Now that I think about it, there isn't very much digital technology that would be considered something with high physical interaction. Like Victor said, we rely so heavily on our hands that we often forget the rest of our body. I think that smartphones are surprisingly not as physically interactive as they should be. The only recent feature I could think of that gives feedback to the user would be Apple's 3D touch, and even that feature is kind of wasted since it is typically used to the exact same extent as a long hold press. Although having more haptic feedback is a step in the right direction, the step is far too small for my liking.
Nitish, Ari, and I worked on creating a self sustaining shoe for our fantasy device. Although our first major concern seemed to be how a shoe could self sustain itself, we also started to think of ways the shoe could act as a sort of "smart" shoe.

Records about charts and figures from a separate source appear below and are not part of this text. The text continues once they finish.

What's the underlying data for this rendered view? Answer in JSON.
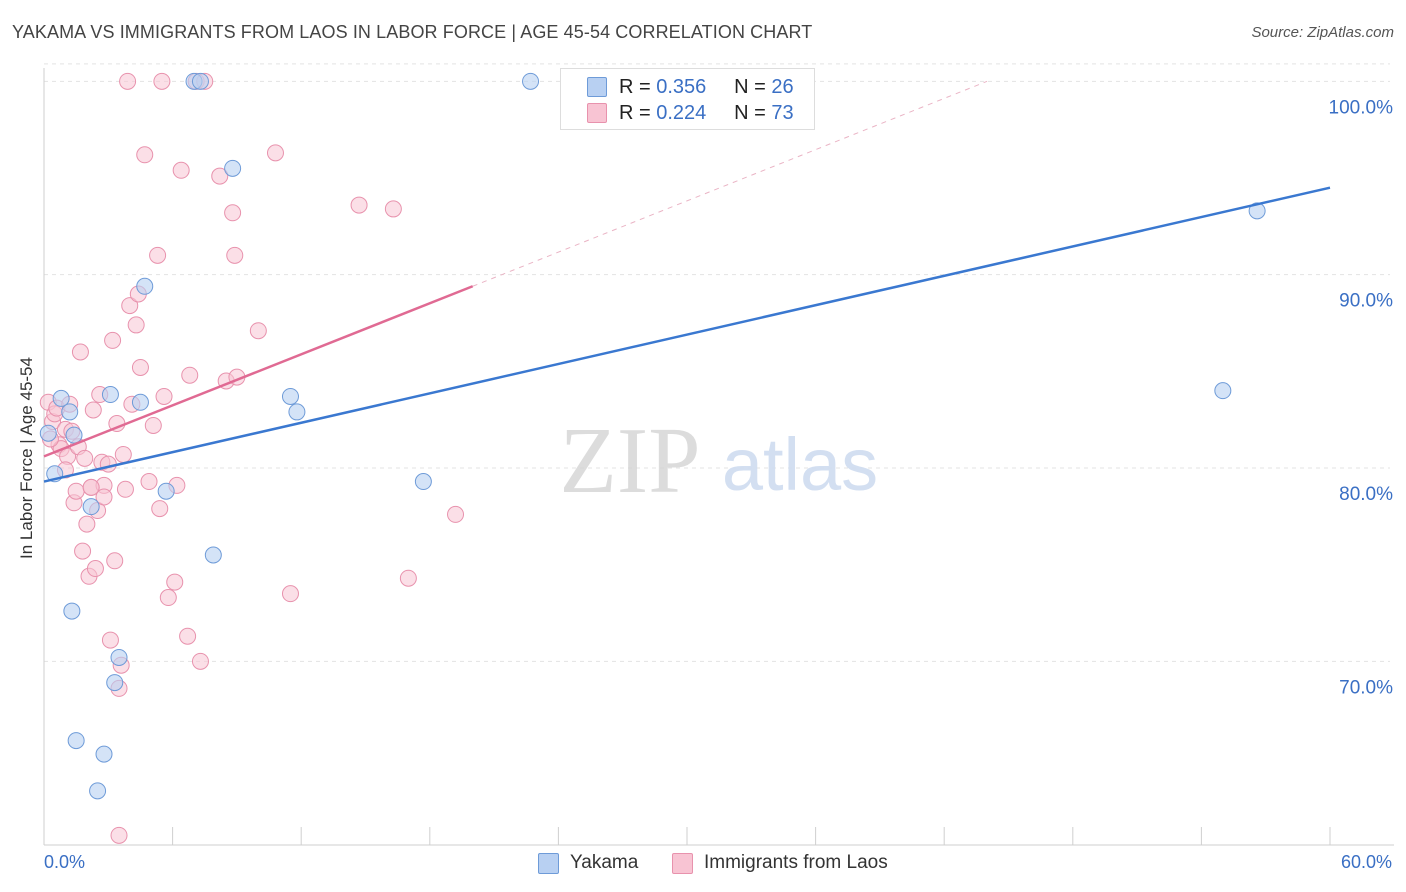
{
  "title": "YAKAMA VS IMMIGRANTS FROM LAOS IN LABOR FORCE | AGE 45-54 CORRELATION CHART",
  "source": "Source: ZipAtlas.com",
  "watermark": {
    "zip": "ZIP",
    "atlas": "atlas"
  },
  "legend": {
    "r_label": "R =",
    "n_label": "N =",
    "series": [
      {
        "name": "Yakama",
        "r": "0.356",
        "n": "26"
      },
      {
        "name": "Immigrants from Laos",
        "r": "0.224",
        "n": "73"
      }
    ]
  },
  "colors": {
    "yakama_fill": "#b8d0f2",
    "yakama_stroke": "#6e9bd8",
    "yakama_line": "#3a78d0",
    "laos_fill": "#f8c4d3",
    "laos_stroke": "#e892ad",
    "laos_line": "#e06a93",
    "tick_text": "#3a6fc4"
  },
  "chart_data": {
    "type": "scatter",
    "title": "YAKAMA VS IMMIGRANTS FROM LAOS IN LABOR FORCE | AGE 45-54 CORRELATION CHART",
    "xlabel": "",
    "ylabel": "In Labor Force | Age 45-54",
    "xlim": [
      0,
      60
    ],
    "ylim": [
      60.5,
      101
    ],
    "x_tick_labels": [
      {
        "value": 0,
        "label": "0.0%"
      },
      {
        "value": 60,
        "label": "60.0%"
      }
    ],
    "y_tick_labels": [
      {
        "value": 100,
        "label": "100.0%"
      },
      {
        "value": 90,
        "label": "90.0%"
      },
      {
        "value": 80,
        "label": "80.0%"
      },
      {
        "value": 70,
        "label": "70.0%"
      }
    ],
    "series": [
      {
        "name": "Yakama",
        "points": [
          [
            0.2,
            81.8
          ],
          [
            0.5,
            79.7
          ],
          [
            0.8,
            83.6
          ],
          [
            1.2,
            82.9
          ],
          [
            1.4,
            81.7
          ],
          [
            1.3,
            72.6
          ],
          [
            1.5,
            65.9
          ],
          [
            2.2,
            78.0
          ],
          [
            2.5,
            63.3
          ],
          [
            2.8,
            65.2
          ],
          [
            3.1,
            83.8
          ],
          [
            3.3,
            68.9
          ],
          [
            3.5,
            70.2
          ],
          [
            4.5,
            83.4
          ],
          [
            4.7,
            89.4
          ],
          [
            5.7,
            78.8
          ],
          [
            7.0,
            100
          ],
          [
            7.3,
            100
          ],
          [
            7.9,
            75.5
          ],
          [
            8.8,
            95.5
          ],
          [
            11.5,
            83.7
          ],
          [
            11.8,
            82.9
          ],
          [
            17.7,
            79.3
          ],
          [
            22.7,
            100
          ],
          [
            55.0,
            84.0
          ],
          [
            56.6,
            93.3
          ]
        ],
        "trend": {
          "x": [
            0,
            60
          ],
          "y": [
            79.3,
            94.5
          ]
        }
      },
      {
        "name": "Immigrants from Laos",
        "points": [
          [
            0.2,
            83.4
          ],
          [
            0.4,
            82.4
          ],
          [
            0.5,
            82.8
          ],
          [
            0.6,
            83.1
          ],
          [
            0.7,
            81.2
          ],
          [
            0.8,
            81.0
          ],
          [
            1.0,
            82.0
          ],
          [
            1.1,
            80.6
          ],
          [
            1.2,
            83.3
          ],
          [
            1.3,
            81.9
          ],
          [
            1.4,
            78.2
          ],
          [
            1.5,
            78.8
          ],
          [
            1.6,
            81.1
          ],
          [
            1.7,
            86.0
          ],
          [
            1.8,
            75.7
          ],
          [
            1.9,
            80.5
          ],
          [
            2.0,
            77.1
          ],
          [
            2.1,
            74.4
          ],
          [
            2.2,
            79.0
          ],
          [
            2.3,
            83.0
          ],
          [
            2.4,
            74.8
          ],
          [
            2.5,
            77.8
          ],
          [
            2.6,
            83.8
          ],
          [
            2.7,
            80.3
          ],
          [
            2.8,
            79.1
          ],
          [
            3.0,
            80.2
          ],
          [
            3.1,
            71.1
          ],
          [
            3.2,
            86.6
          ],
          [
            3.3,
            75.2
          ],
          [
            3.4,
            82.3
          ],
          [
            3.5,
            68.6
          ],
          [
            3.6,
            69.8
          ],
          [
            3.7,
            80.7
          ],
          [
            3.8,
            78.9
          ],
          [
            3.9,
            100
          ],
          [
            4.0,
            88.4
          ],
          [
            4.1,
            83.3
          ],
          [
            4.3,
            87.4
          ],
          [
            4.4,
            89.0
          ],
          [
            4.5,
            85.2
          ],
          [
            4.7,
            96.2
          ],
          [
            4.9,
            79.3
          ],
          [
            5.1,
            82.2
          ],
          [
            5.3,
            91.0
          ],
          [
            5.4,
            77.9
          ],
          [
            5.5,
            100
          ],
          [
            5.6,
            83.7
          ],
          [
            5.8,
            73.3
          ],
          [
            6.1,
            74.1
          ],
          [
            6.2,
            79.1
          ],
          [
            6.4,
            95.4
          ],
          [
            6.7,
            71.3
          ],
          [
            6.8,
            84.8
          ],
          [
            7.1,
            100
          ],
          [
            7.3,
            70.0
          ],
          [
            7.5,
            100
          ],
          [
            8.2,
            95.1
          ],
          [
            8.5,
            84.5
          ],
          [
            8.8,
            93.2
          ],
          [
            8.9,
            91.0
          ],
          [
            9.0,
            84.7
          ],
          [
            10.0,
            87.1
          ],
          [
            10.8,
            96.3
          ],
          [
            11.5,
            73.5
          ],
          [
            14.7,
            93.6
          ],
          [
            16.3,
            93.4
          ],
          [
            17.0,
            74.3
          ],
          [
            19.2,
            77.6
          ],
          [
            3.5,
            61.0
          ],
          [
            2.8,
            78.5
          ],
          [
            1.0,
            79.9
          ],
          [
            0.3,
            81.5
          ],
          [
            2.2,
            79.0
          ]
        ],
        "trend": {
          "x": [
            0,
            20
          ],
          "y": [
            80.6,
            89.4
          ]
        },
        "trend_extension": {
          "x": [
            20,
            44
          ],
          "y": [
            89.4,
            100
          ]
        }
      }
    ]
  }
}
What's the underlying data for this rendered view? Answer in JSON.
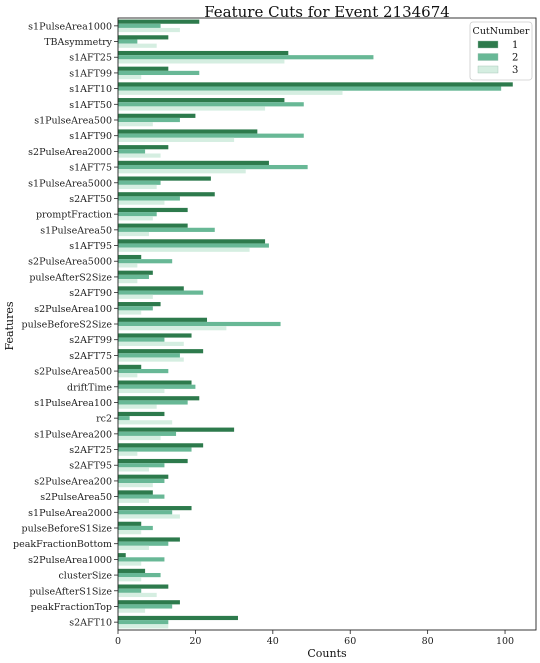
{
  "chart_data": {
    "type": "bar",
    "orientation": "horizontal",
    "title": "Feature Cuts for Event 2134674",
    "xlabel": "Counts",
    "ylabel": "Features",
    "xlim": [
      0,
      108
    ],
    "xticks": [
      0,
      20,
      40,
      60,
      80,
      100
    ],
    "grid": false,
    "legend_title": "CutNumber",
    "legend_position": "top-right",
    "categories": [
      "s1PulseArea1000",
      "TBAsymmetry",
      "s1AFT25",
      "s1AFT99",
      "s1AFT10",
      "s1AFT50",
      "s1PulseArea500",
      "s1AFT90",
      "s2PulseArea2000",
      "s1AFT75",
      "s1PulseArea5000",
      "s2AFT50",
      "promptFraction",
      "s1PulseArea50",
      "s1AFT95",
      "s2PulseArea5000",
      "pulseAfterS2Size",
      "s2AFT90",
      "s2PulseArea100",
      "pulseBeforeS2Size",
      "s2AFT99",
      "s2AFT75",
      "s2PulseArea500",
      "driftTime",
      "s1PulseArea100",
      "rc2",
      "s1PulseArea200",
      "s2AFT25",
      "s2AFT95",
      "s2PulseArea200",
      "s2PulseArea50",
      "s1PulseArea2000",
      "pulseBeforeS1Size",
      "peakFractionBottom",
      "s2PulseArea1000",
      "clusterSize",
      "pulseAfterS1Size",
      "peakFractionTop",
      "s2AFT10"
    ],
    "series": [
      {
        "name": "1",
        "color": "#2d7a4c",
        "values": [
          21,
          13,
          44,
          13,
          102,
          43,
          20,
          36,
          13,
          39,
          24,
          25,
          18,
          18,
          38,
          6,
          9,
          17,
          11,
          23,
          19,
          22,
          6,
          19,
          21,
          12,
          30,
          22,
          18,
          13,
          9,
          19,
          6,
          16,
          2,
          7,
          13,
          16,
          31
        ]
      },
      {
        "name": "2",
        "color": "#68b896",
        "values": [
          11,
          5,
          66,
          21,
          99,
          48,
          16,
          48,
          7,
          49,
          11,
          16,
          10,
          25,
          39,
          14,
          8,
          22,
          9,
          42,
          12,
          16,
          13,
          20,
          18,
          3,
          15,
          19,
          12,
          12,
          12,
          14,
          9,
          13,
          12,
          11,
          6,
          14,
          13
        ]
      },
      {
        "name": "3",
        "color": "#d5eee1",
        "values": [
          16,
          10,
          43,
          6,
          58,
          38,
          9,
          30,
          11,
          33,
          10,
          12,
          9,
          8,
          34,
          5,
          5,
          9,
          6,
          28,
          17,
          17,
          5,
          12,
          10,
          14,
          11,
          5,
          8,
          9,
          8,
          16,
          6,
          8,
          6,
          6,
          10,
          7,
          13
        ]
      }
    ]
  }
}
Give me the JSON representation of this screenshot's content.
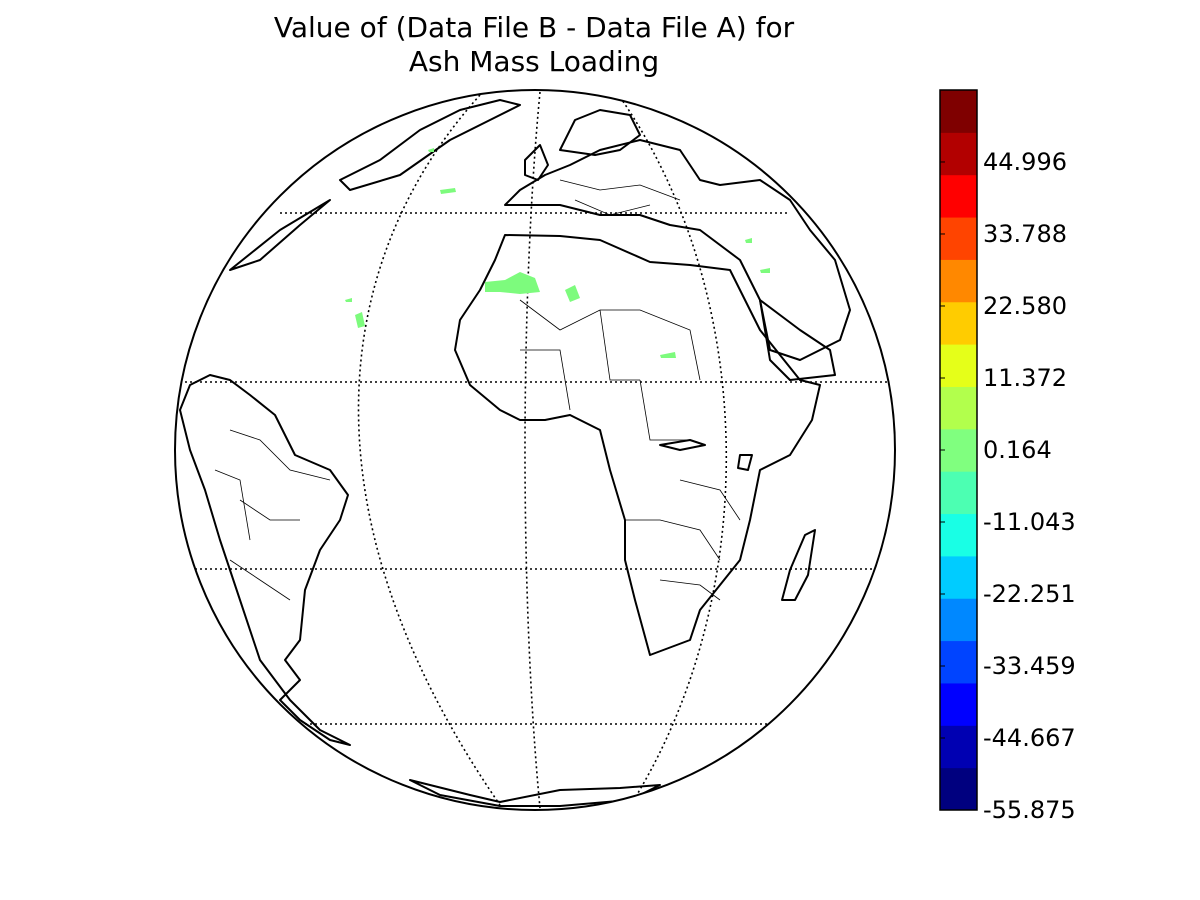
{
  "title": {
    "line1": "Value of (Data File B - Data File A) for",
    "line2": "Ash Mass Loading"
  },
  "colorbar": {
    "ticks": [
      "44.996",
      "33.788",
      "22.580",
      "11.372",
      "0.164",
      "-11.043",
      "-22.251",
      "-33.459",
      "-44.667",
      "-55.875"
    ],
    "min": -55.875,
    "max": 56.2,
    "colormap": "jet",
    "colors": [
      "#00007f",
      "#0000b2",
      "#0000ff",
      "#0044ff",
      "#0088ff",
      "#00ccff",
      "#19ffe5",
      "#4cffb2",
      "#80ff7f",
      "#b2ff4c",
      "#e5ff19",
      "#ffcc00",
      "#ff8800",
      "#ff4400",
      "#ff0000",
      "#b20000",
      "#7f0000"
    ]
  },
  "map": {
    "projection": "orthographic",
    "coastline_color": "#000000",
    "data_color": "#7dfb7d"
  }
}
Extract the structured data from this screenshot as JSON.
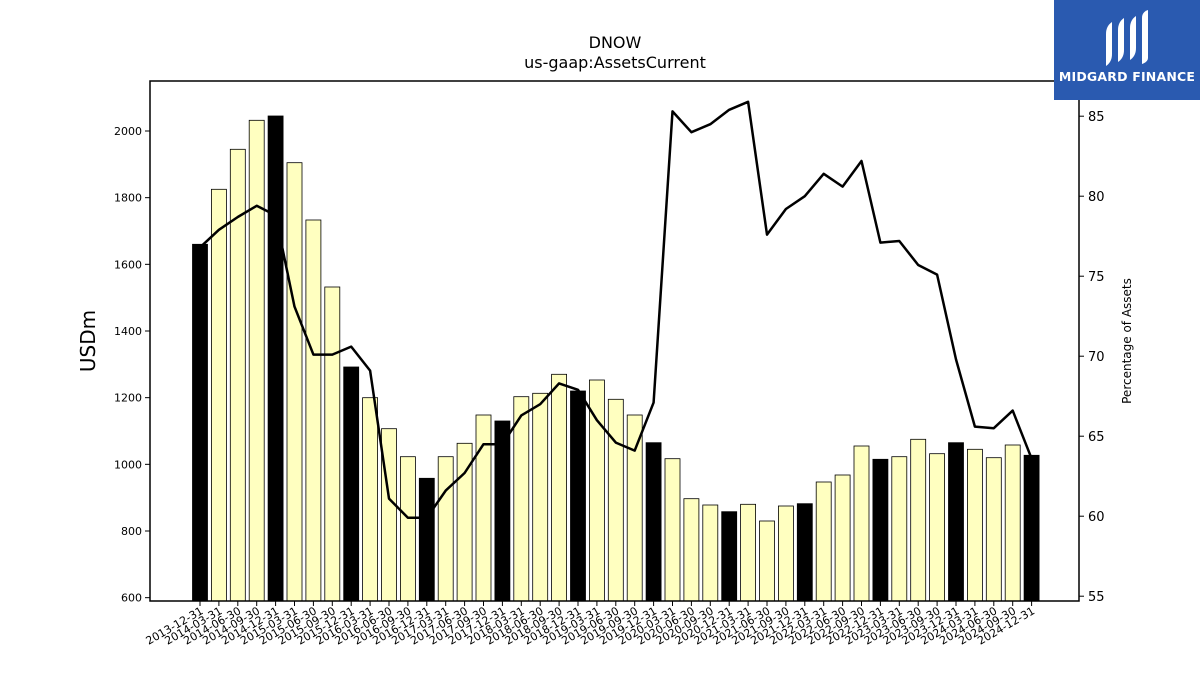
{
  "chart_data": {
    "type": "bar",
    "title": "DNOW",
    "subtitle": "us-gaap:AssetsCurrent",
    "ylabel": "USDm",
    "y2label": "Percentage of Assets",
    "ylim": [
      590,
      2150
    ],
    "y2lim": [
      54.7,
      87.2
    ],
    "yticks": [
      600,
      800,
      1000,
      1200,
      1400,
      1600,
      1800,
      2000
    ],
    "y2ticks": [
      55,
      60,
      65,
      70,
      75,
      80,
      85
    ],
    "categories": [
      "2013-12-31",
      "2014-03-31",
      "2014-06-30",
      "2014-09-30",
      "2014-12-31",
      "2015-03-31",
      "2015-06-30",
      "2015-09-30",
      "2015-12-31",
      "2016-03-31",
      "2016-06-30",
      "2016-09-30",
      "2016-12-31",
      "2017-03-31",
      "2017-06-30",
      "2017-09-30",
      "2017-12-31",
      "2018-03-31",
      "2018-06-30",
      "2018-09-30",
      "2018-12-31",
      "2019-03-31",
      "2019-06-30",
      "2019-09-30",
      "2019-12-31",
      "2020-03-31",
      "2020-06-30",
      "2020-09-30",
      "2020-12-31",
      "2021-03-31",
      "2021-06-30",
      "2021-09-30",
      "2021-12-31",
      "2022-03-31",
      "2022-06-30",
      "2022-09-30",
      "2022-12-31",
      "2023-03-31",
      "2023-06-30",
      "2023-09-30",
      "2023-12-31",
      "2024-03-31",
      "2024-06-30",
      "2024-09-30",
      "2024-12-31"
    ],
    "series": [
      {
        "values": [
          1660,
          1825,
          1945,
          2032,
          2045,
          1905,
          1733,
          1532,
          1292,
          1200,
          1107,
          1023,
          958,
          1023,
          1063,
          1148,
          1130,
          1203,
          1213,
          1270,
          1220,
          1253,
          1195,
          1148,
          1065,
          1017,
          897,
          878,
          858,
          880,
          830,
          875,
          882,
          947,
          968,
          1055,
          1015,
          1023,
          1075,
          1032,
          1065,
          1045,
          1020,
          1058,
          1027
        ],
        "year_end": [
          true,
          false,
          false,
          false,
          true,
          false,
          false,
          false,
          true,
          false,
          false,
          false,
          true,
          false,
          false,
          false,
          true,
          false,
          false,
          false,
          true,
          false,
          false,
          false,
          true,
          false,
          false,
          false,
          true,
          false,
          false,
          false,
          true,
          false,
          false,
          false,
          true,
          false,
          false,
          false,
          true,
          false,
          false,
          false,
          true
        ]
      },
      {
        "axis": "right",
        "type": "line",
        "values": [
          76.8,
          77.9,
          78.7,
          79.4,
          78.8,
          73.1,
          70.1,
          70.1,
          70.6,
          69.1,
          61.1,
          59.9,
          59.9,
          61.6,
          62.7,
          64.5,
          64.5,
          66.3,
          67.0,
          68.3,
          67.9,
          66.0,
          64.6,
          64.1,
          67.1,
          85.3,
          84.0,
          84.5,
          85.4,
          85.9,
          77.6,
          79.2,
          80.0,
          81.4,
          80.6,
          82.2,
          77.1,
          77.2,
          75.7,
          75.1,
          69.8,
          65.6,
          65.5,
          66.6,
          63.6
        ]
      }
    ],
    "colors": {
      "bar_fill": "#ffffc0",
      "bar_year_end": "#000000",
      "bar_edge": "#000000",
      "line": "#000000"
    }
  },
  "logo": {
    "text": "MIDGARD FINANCE",
    "background": "#2a5ab0",
    "icon": "midgard-logo-mark"
  }
}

After the readings, I started to think of what physical interactions we could implement to such a shoe. I immediately thought of using toes as a method of input. People who have lost their arms have learned to adapt and utilize their feet and toes to do tasks that many would find difficult without hands. I think that studying the behavior of those who are forced to change the way they interact with the physical world could reveal interesting possibilities for future technologies.